Nous sommes quelque 320 millions à parler français à travers le monde. Non pas un, mais des français, avec leurs particularités, leurs accents et l’influence de toutes les autres langues avec lesquelles il cohabite. 

 

Longtemps, l’Académie française, créée par Richelieu en 1635, a été la garante de la langue française, produisant huit dictionnaires en quatre siècles. Le neuvième, entamé en 1986, n’est toujours pas achevé et il a fallu attendre 2019 pour que l’institution accepte de féminiser certains noms de métiers… 

Date de la vidéo: 2019 Collection:  - On n'arrête pas le progrès

L'Académie française

Désormais, l’Académie, qui voit par exemple dans l’écriture inclusive et les anglicismes rien moins qu’un « péril mortel », n’a en réalité plus de pouvoir décisionnaire. C’est plutôt la Direction générale de la langue française et des langues de France (DGLFLF), qui dépend du ministère de la Culture, qui se charge de normaliser la langue. Y siègent 200 experts sélectionnés en fonction de leurs compétences linguistiques – l’Académie française ne compte en 2024 aucun linguiste dans ses fauteuils, seulement deux philologues.

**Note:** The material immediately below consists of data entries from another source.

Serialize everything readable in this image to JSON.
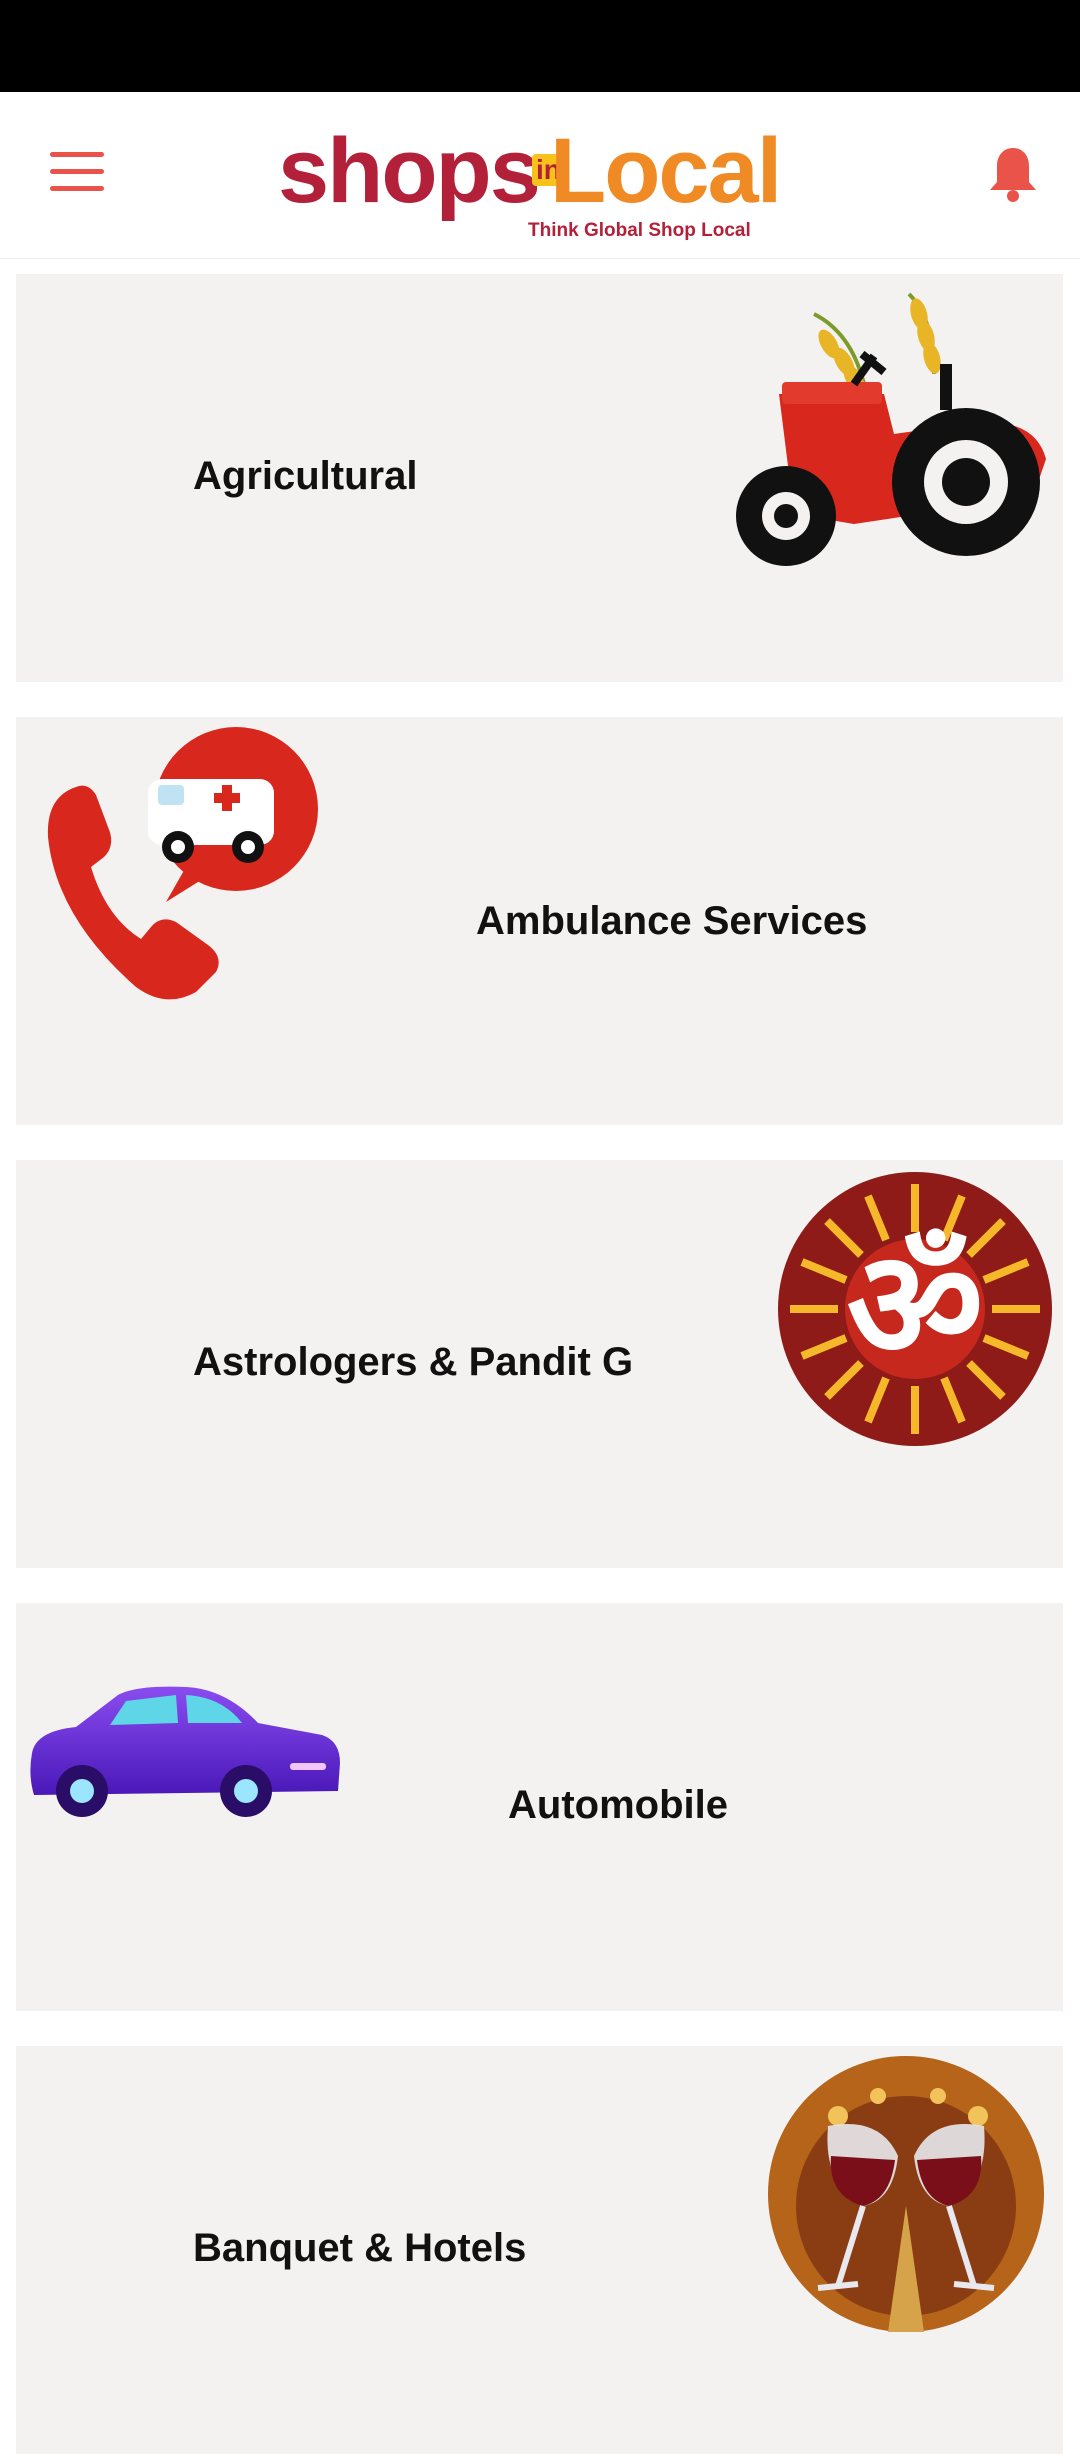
{
  "header": {
    "logo": {
      "shops": "shops",
      "in": "in",
      "local": "Local",
      "tagline": "Think Global Shop Local"
    },
    "menu_icon": "hamburger-menu-icon",
    "bell_icon": "bell-icon",
    "accent_color": "#e9534a"
  },
  "categories": [
    {
      "label": "Agricultural",
      "image": "tractor-illustration"
    },
    {
      "label": "Ambulance Services",
      "image": "phone-ambulance-illustration"
    },
    {
      "label": "Astrologers & Pandit G",
      "image": "om-symbol-illustration"
    },
    {
      "label": "Automobile",
      "image": "car-illustration"
    },
    {
      "label": "Banquet & Hotels",
      "image": "wine-glasses-banquet-illustration"
    }
  ]
}
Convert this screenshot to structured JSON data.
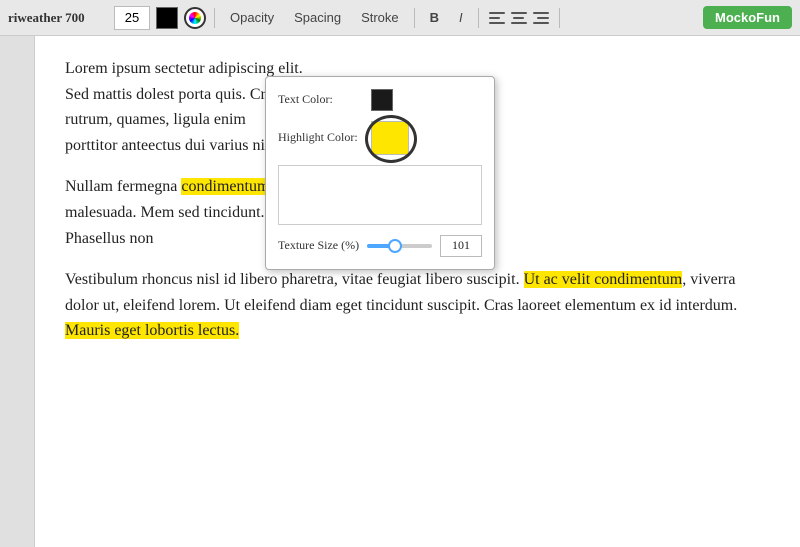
{
  "toolbar": {
    "font_name": "riweather 700",
    "font_size": "25",
    "opacity_label": "Opacity",
    "spacing_label": "Spacing",
    "stroke_label": "Stroke",
    "bold_label": "B",
    "italic_label": "I",
    "mocko_label": "MockoFun"
  },
  "color_popup": {
    "text_color_label": "Text Color:",
    "highlight_color_label": "Highlight Color:",
    "texture_size_label": "Texture Size (%)",
    "texture_size_value": "101"
  },
  "content": {
    "paragraph1": "Lorem ipsum ",
    "paragraph1_mid": "sectetur adipiscing elit. Sed mattis dol",
    "paragraph1_mid2": "est porta quis. Cras rutrum, quam",
    "paragraph1_mid3": "es, ligula enim porttitor ante",
    "paragraph1_end": "ectus dui varius nibh.",
    "paragraph2_start": "Nullam ferme",
    "paragraph2_highlight1": "condimentum",
    "paragraph2_mid": "gna ",
    "paragraph2_mid2": "malesuada. M",
    "paragraph2_mid3": "em sed tincidunt.",
    "paragraph2_end": "Phasellus non",
    "paragraph3": "Vestibulum rhoncus nisl id libero pharetra, vitae feugiat libero suscipit. ",
    "paragraph3_highlight": "Ut ac velit condimentum",
    "paragraph3_mid": ", viverra dolor ut, eleifend lorem. Ut eleifend diam eget tincidunt suscipit. Cras laoreet elementum ex id interdum. ",
    "paragraph3_highlight2": "Mauris eget lobortis lectus.",
    "paragraph3_end": ""
  }
}
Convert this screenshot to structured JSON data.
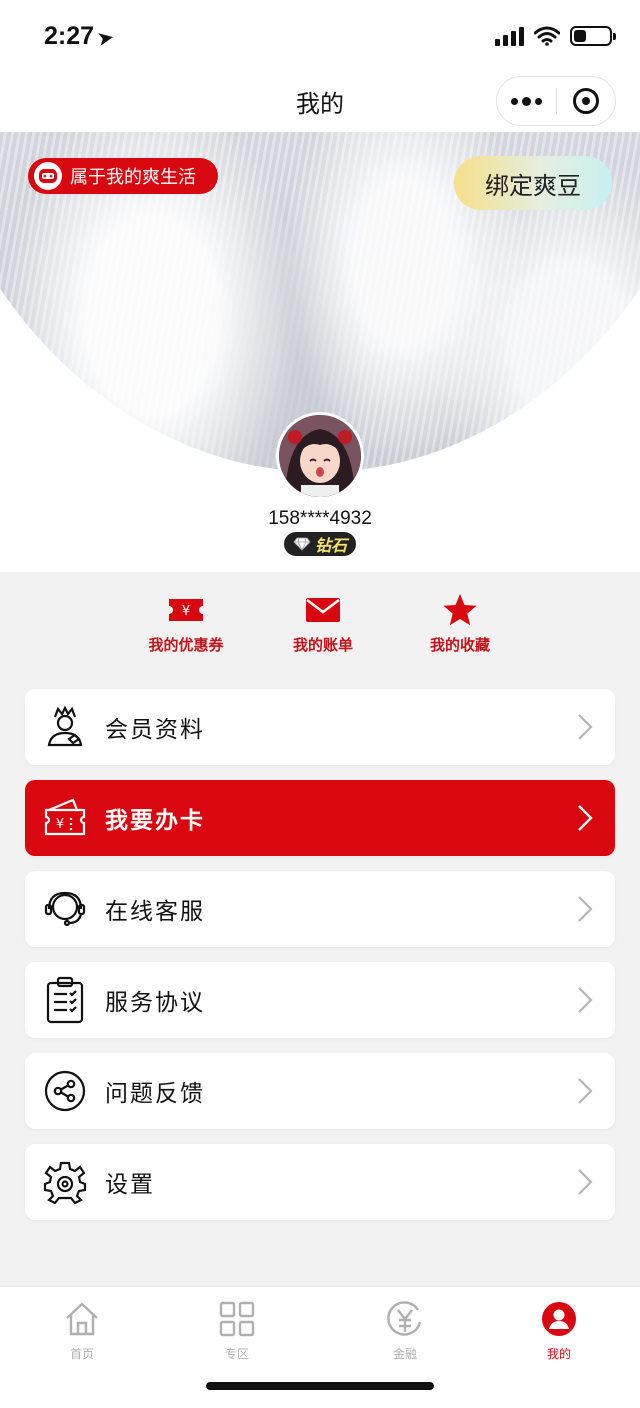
{
  "status_bar": {
    "time": "2:27",
    "battery_level": 0.35
  },
  "nav": {
    "title": "我的"
  },
  "header": {
    "tag_label": "属于我的爽生活",
    "bind_button": "绑定爽豆",
    "phone": "158****4932",
    "level": "钻石"
  },
  "quick_links": [
    {
      "label": "我的优惠券",
      "icon": "ticket-icon"
    },
    {
      "label": "我的账单",
      "icon": "envelope-icon"
    },
    {
      "label": "我的收藏",
      "icon": "star-icon"
    }
  ],
  "menu": [
    {
      "label": "会员资料",
      "icon": "member-profile-icon"
    },
    {
      "label": "我要办卡",
      "icon": "card-apply-icon"
    },
    {
      "label": "在线客服",
      "icon": "customer-service-icon"
    },
    {
      "label": "服务协议",
      "icon": "agreement-clipboard-icon"
    },
    {
      "label": "问题反馈",
      "icon": "feedback-share-icon"
    },
    {
      "label": "设置",
      "icon": "settings-gear-icon"
    }
  ],
  "tabs": [
    {
      "label": "首页",
      "icon": "home-icon"
    },
    {
      "label": "专区",
      "icon": "grid-icon"
    },
    {
      "label": "金融",
      "icon": "yuan-icon"
    },
    {
      "label": "我的",
      "icon": "profile-icon",
      "active": true
    }
  ],
  "colors": {
    "brand_red": "#d9070f",
    "text": "#111111",
    "inactive": "#b0b0b0"
  }
}
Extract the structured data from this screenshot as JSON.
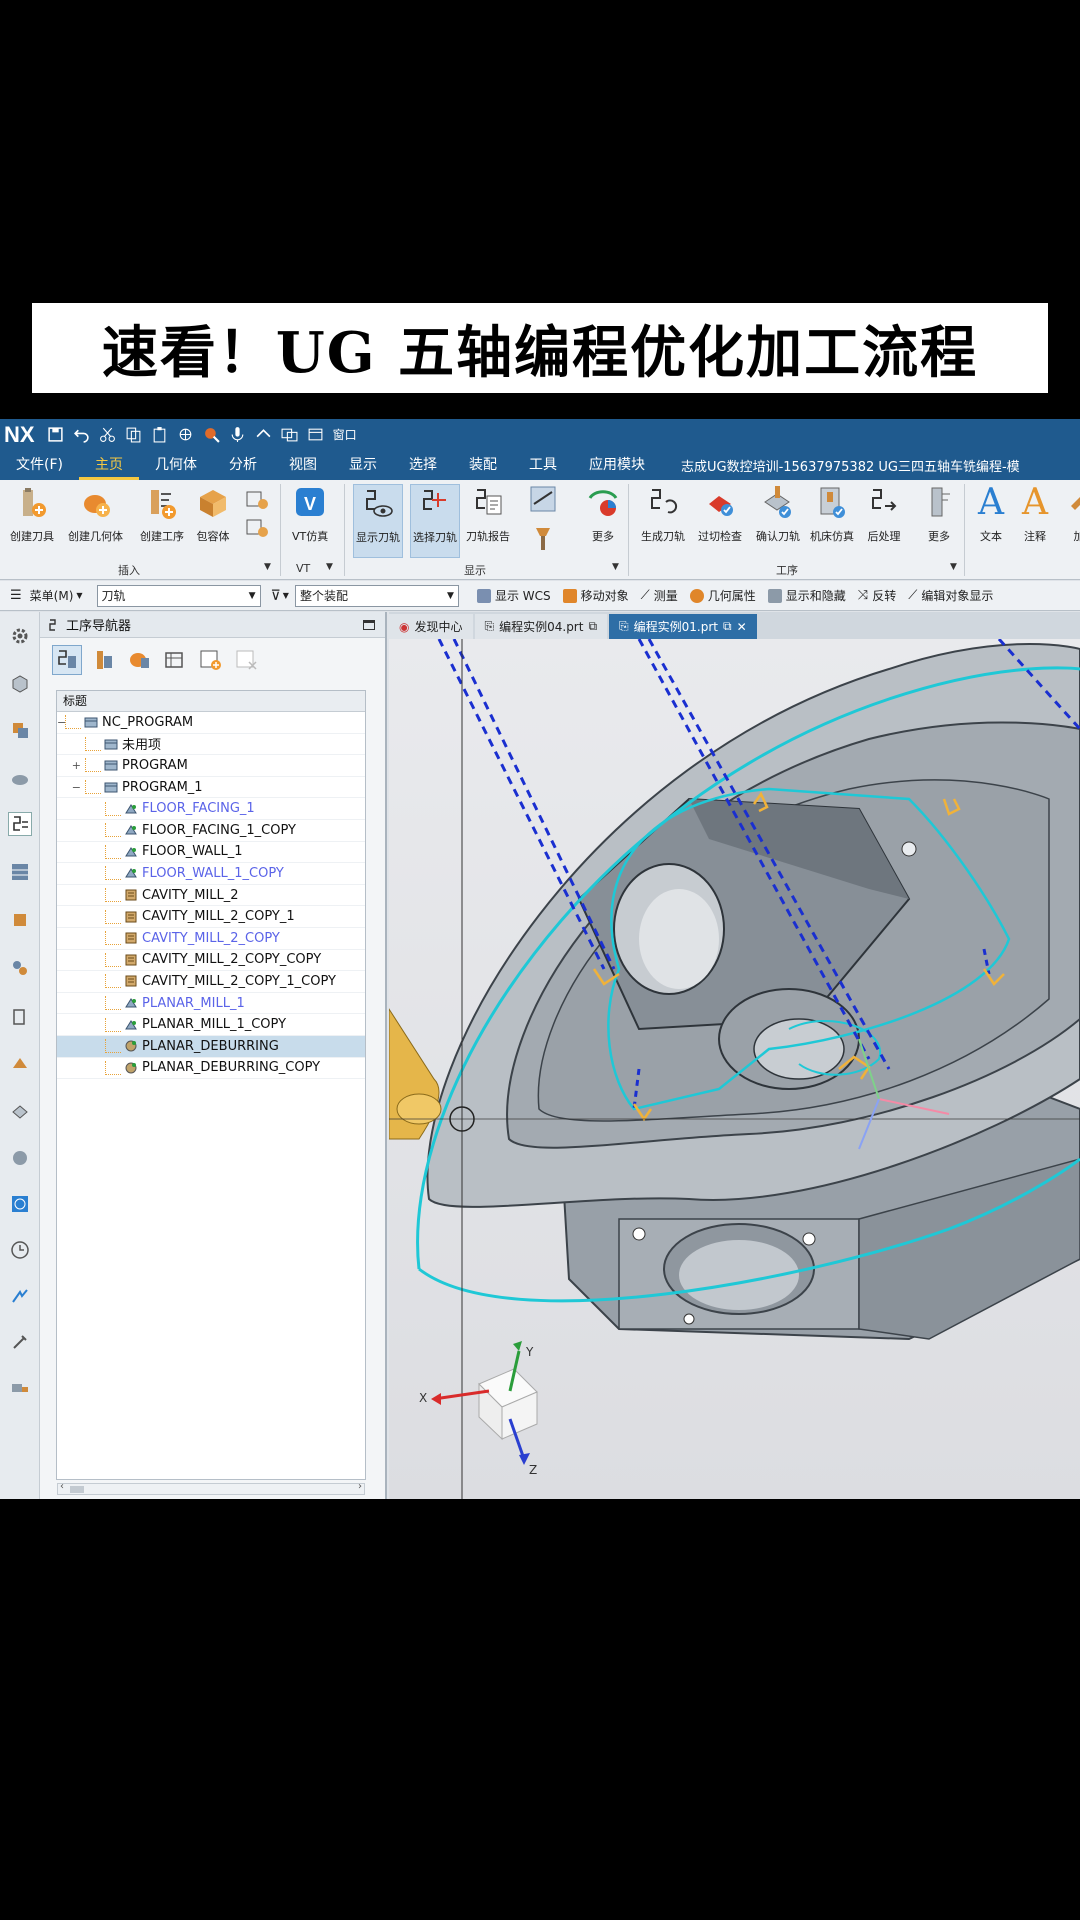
{
  "banner": {
    "title": "速看！UG 五轴编程优化加工流程"
  },
  "titlebar": {
    "logo": "NX",
    "window_menu": "窗口"
  },
  "menubar": {
    "items": [
      "文件(F)",
      "主页",
      "几何体",
      "分析",
      "视图",
      "显示",
      "选择",
      "装配",
      "工具",
      "应用模块"
    ],
    "active": "主页",
    "info": "志成UG数控培训-15637975382  UG三四五轴车铣编程-模"
  },
  "ribbon": {
    "insert_buttons": [
      "创建刀具",
      "创建几何体",
      "创建工序",
      "包容体"
    ],
    "vt_button": "VT仿真",
    "display_buttons": [
      "显示刀轨",
      "选择刀轨",
      "刀轨报告",
      "更多"
    ],
    "operation_buttons": [
      "生成刀轨",
      "过切检查",
      "确认刀轨",
      "机床仿真",
      "后处理",
      "更多"
    ],
    "annotation_buttons": [
      "文本",
      "注释",
      "加"
    ],
    "groups": {
      "insert": "插入",
      "vt": "VT",
      "display": "显示",
      "operation": "工序"
    }
  },
  "toolbar2": {
    "menu": "菜单(M)",
    "filter_value": "刀轨",
    "scope_value": "整个装配",
    "items": [
      "显示 WCS",
      "移动对象",
      "测量",
      "几何属性",
      "显示和隐藏",
      "反转",
      "编辑对象显示"
    ]
  },
  "navigator": {
    "title": "工序导航器",
    "column_header": "标题",
    "rows": [
      {
        "label": "NC_PROGRAM",
        "indent": 0,
        "kind": "program",
        "blue": false,
        "selected": false,
        "expander": "−"
      },
      {
        "label": "未用项",
        "indent": 1,
        "kind": "program",
        "blue": false,
        "selected": false,
        "expander": ""
      },
      {
        "label": "PROGRAM",
        "indent": 1,
        "kind": "program",
        "blue": false,
        "selected": false,
        "expander": "+"
      },
      {
        "label": "PROGRAM_1",
        "indent": 1,
        "kind": "program",
        "blue": false,
        "selected": false,
        "expander": "−"
      },
      {
        "label": "FLOOR_FACING_1",
        "indent": 2,
        "kind": "op",
        "blue": true,
        "selected": false,
        "expander": ""
      },
      {
        "label": "FLOOR_FACING_1_COPY",
        "indent": 2,
        "kind": "op",
        "blue": false,
        "selected": false,
        "expander": ""
      },
      {
        "label": "FLOOR_WALL_1",
        "indent": 2,
        "kind": "op",
        "blue": false,
        "selected": false,
        "expander": ""
      },
      {
        "label": "FLOOR_WALL_1_COPY",
        "indent": 2,
        "kind": "op",
        "blue": true,
        "selected": false,
        "expander": ""
      },
      {
        "label": "CAVITY_MILL_2",
        "indent": 2,
        "kind": "cav",
        "blue": false,
        "selected": false,
        "expander": ""
      },
      {
        "label": "CAVITY_MILL_2_COPY_1",
        "indent": 2,
        "kind": "cav",
        "blue": false,
        "selected": false,
        "expander": ""
      },
      {
        "label": "CAVITY_MILL_2_COPY",
        "indent": 2,
        "kind": "cav",
        "blue": true,
        "selected": false,
        "expander": ""
      },
      {
        "label": "CAVITY_MILL_2_COPY_COPY",
        "indent": 2,
        "kind": "cav",
        "blue": false,
        "selected": false,
        "expander": ""
      },
      {
        "label": "CAVITY_MILL_2_COPY_1_COPY",
        "indent": 2,
        "kind": "cav",
        "blue": false,
        "selected": false,
        "expander": ""
      },
      {
        "label": "PLANAR_MILL_1",
        "indent": 2,
        "kind": "op",
        "blue": true,
        "selected": false,
        "expander": ""
      },
      {
        "label": "PLANAR_MILL_1_COPY",
        "indent": 2,
        "kind": "op",
        "blue": false,
        "selected": false,
        "expander": ""
      },
      {
        "label": "PLANAR_DEBURRING",
        "indent": 2,
        "kind": "deb",
        "blue": false,
        "selected": true,
        "expander": ""
      },
      {
        "label": "PLANAR_DEBURRING_COPY",
        "indent": 2,
        "kind": "deb",
        "blue": false,
        "selected": false,
        "expander": ""
      }
    ]
  },
  "tabs": [
    {
      "label": "发现中心",
      "active": false
    },
    {
      "label": "编程实例04.prt",
      "active": false
    },
    {
      "label": "编程实例01.prt",
      "active": true
    }
  ],
  "triad": {
    "x": "X",
    "y": "Y",
    "z": "Z"
  },
  "colors": {
    "title_bg": "#1f5a8e",
    "accent": "#f5c842",
    "toolpath": "#1fc8d6",
    "rapid": "#1a2fd0",
    "part": "#a7adb3"
  }
}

Le français, une langue d’ici et d’ailleurs

Le français qu'on croit souvent monolithique et académique, explique le linguiste Loïc Depecker, auteur d’un Nouveau Dictionnaire insolite des mots de la francophonie [1] Loïc Depecker, Nouveau dictionnaire insolite des mots de la francophonie, Larousse, 2020. et ex-délégué général à la langue française (2015-2018), se diversifie à travers le monde à partir de cultures lointaines, parfois très différentes. D'où la richesse de son lexique et de ses expressions. Signe de sa vitalité : la littérature francophone, faite par de nombreuses autrices et auteurs dont le français n’est pas la langue première.

L’ensemble des personnes qui parlent ou écrivent en français, souligne encore Loïc Depecker, transforment la langue française en l’acclimatant à toutes sortes de cultures et de visions du monde. Il suffit de voyager par exemple au Canada pour saisir combien notre vision du monde n'est pas la même que celle de nos cousins d’outre-Atlantique, tout simplement car nous ne vivons pas en Amérique. 

Ainsi « le français n’appartient pas à la France », comme le clament les Linguistes atterrées, un collectif de linguistes constitué en 2023 pour tenter de lutter contre la propagation de nombreuses idées fausses sur la langue française (« Le français est la langue de Molière », « Le français est envahi par l’anglais », « L’écriture numérique abime le français », etc.), idées qui ont fini « par empêcher de comprendre son immense vitalité, sa fascinante et perpétuelle faculté à s’adapter ». Dans leur tract intitulé Le français va très bien, merci [2] Les linguistes atterrées, Le français va très bien, merci, Tract n° 49, Gallimard, 2023 ils soulignent également que l’avenir du français comme langue planétaire se joue en Afrique ; surtout, ils montrent qu’il n’y a pas UN français, mais une hétérogénéité de pratiques. Car, comme le rappelle la linguiste Cécile Canut [3] Autrice de Langue, paru chez Anamosa et Provincialiser la langue : langage et colonialisme aux éditions Amsterdam. , la langue est bien une pratique sociale et pas une institution figée.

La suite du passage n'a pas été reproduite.